Metastases-bearing mice were treated with three cycles of either LPEI-PEG-GE11/NIS followed by ¹³¹I (n=9) or saline (n=9) 48 h later or received saline only (n=9). Hepatic tumor load (A) and animal survival (Kaplan-Meier-Plot) (B) of the three different treatment groups were compared (Student's t-test: ^*p≤0.05; ^**p≤0.01; ^*** p≤0.001; Mann-Whitney U test: ^#p≤0.05; ^##p≤0.01; ^###p≤0.001). Results are either reported as mean ± SEM for tumor volumes or in percent for survival plots.

Figure 5. Hepatic contrast enhanced ultrasound (CEUS) measurement

CEUS imaging of the entire liver on day 5 after therapy start revealed strong differences in contrast agent uptake and perfusion between therapy (A; LPEI-PEG-GE11/NIS + ¹³¹I) and control groups (B; LPEI-PEG-GE11/NIS + NaCl and C; NaCl + NaCl). Due to hypovascularization of metastases and necrotic areas metastases (M) appear dark. Animals treated with ¹³¹I showed an overall enhanced contrast agent signal and a higher maximum uptake (D), in comparison to both control groups, which exhibited higher hepatic metastases load, reduced amount of healthy hepatic tissue and thus overall decreased perfusion levels.

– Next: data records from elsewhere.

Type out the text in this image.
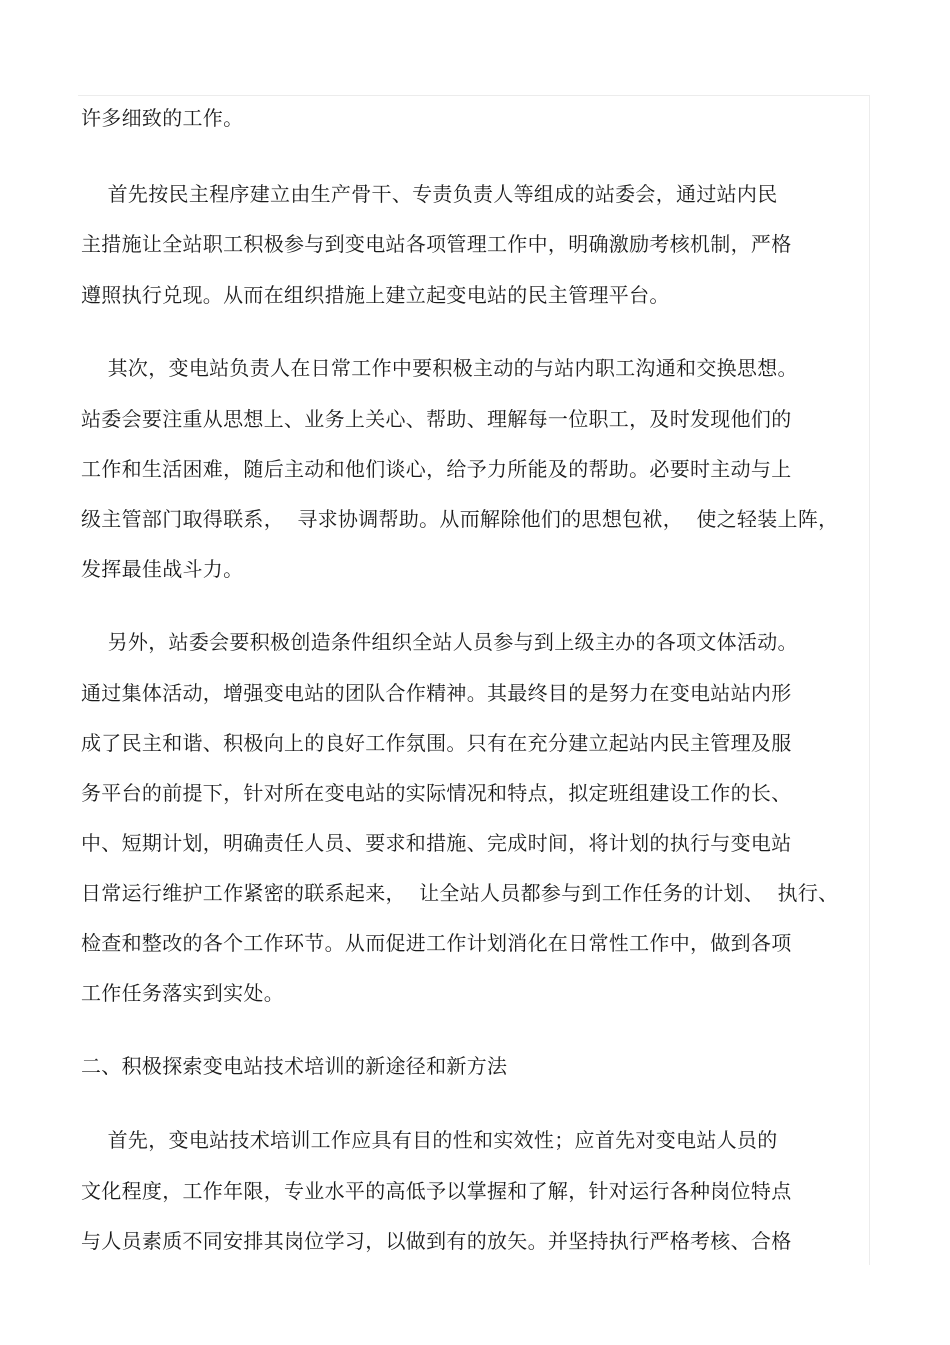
许多细致的工作。
首先按民主程序建立由生产骨干、专责负责人等组成的站委会，通过站内民
主措施让全站职工积极参与到变电站各项管理工作中，明确激励考核机制，严格
遵照执行兑现。从而在组织措施上建立起变电站的民主管理平台。
其次，变电站负责人在日常工作中要积极主动的与站内职工沟通和交换思想。
站委会要注重从思想上、业务上关心、帮助、理解每一位职工，及时发现他们的
工作和生活困难，随后主动和他们谈心，给予力所能及的帮助。必要时主动与上
级主管部门取得联系，  寻求协调帮助。从而解除他们的思想包袱，  使之轻装上阵，
发挥最佳战斗力。
另外，站委会要积极创造条件组织全站人员参与到上级主办的各项文体活动。
通过集体活动，增强变电站的团队合作精神。其最终目的是努力在变电站站内形
成了民主和谐、积极向上的良好工作氛围。只有在充分建立起站内民主管理及服
务平台的前提下，针对所在变电站的实际情况和特点，拟定班组建设工作的长、
中、短期计划，明确责任人员、要求和措施、完成时间，将计划的执行与变电站
日常运行维护工作紧密的联系起来，  让全站人员都参与到工作任务的计划、  执行、
检查和整改的各个工作环节。从而促进工作计划消化在日常性工作中，做到各项
工作任务落实到实处。
二、积极探索变电站技术培训的新途径和新方法
首先，变电站技术培训工作应具有目的性和实效性；应首先对变电站人员的
文化程度，工作年限，专业水平的高低予以掌握和了解，针对运行各种岗位特点
与人员素质不同安排其岗位学习，以做到有的放矢。并坚持执行严格考核、合格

Figure 6. Immunofluorescence staining for tumor cell proliferation and blood vessel density

Frozen metastatic tissue sections of the three different treatment groups exhibited reduced cell proliferation (green; Ki67) and blood vessel density (red; CD31) in animals treated with LPEI-PEG-GE11/NIS + ¹³¹I (n=9; A) compared to control groups that received LPEI-PEG-GE11/NIS + NaCl (n=9; B) or NaCl + NaCl (n=9; C). Differences in Ki67 and CD31 staining between metastatic tissue and normal liver tissue can be seen in (D). Higher cell proliferation and increased pattern of vascularization of tissue surrounding metastases along with low vascularization inside metastases was found in both control groups (E, F) (^*p≤0.05). Results are reported as mean ± SEM.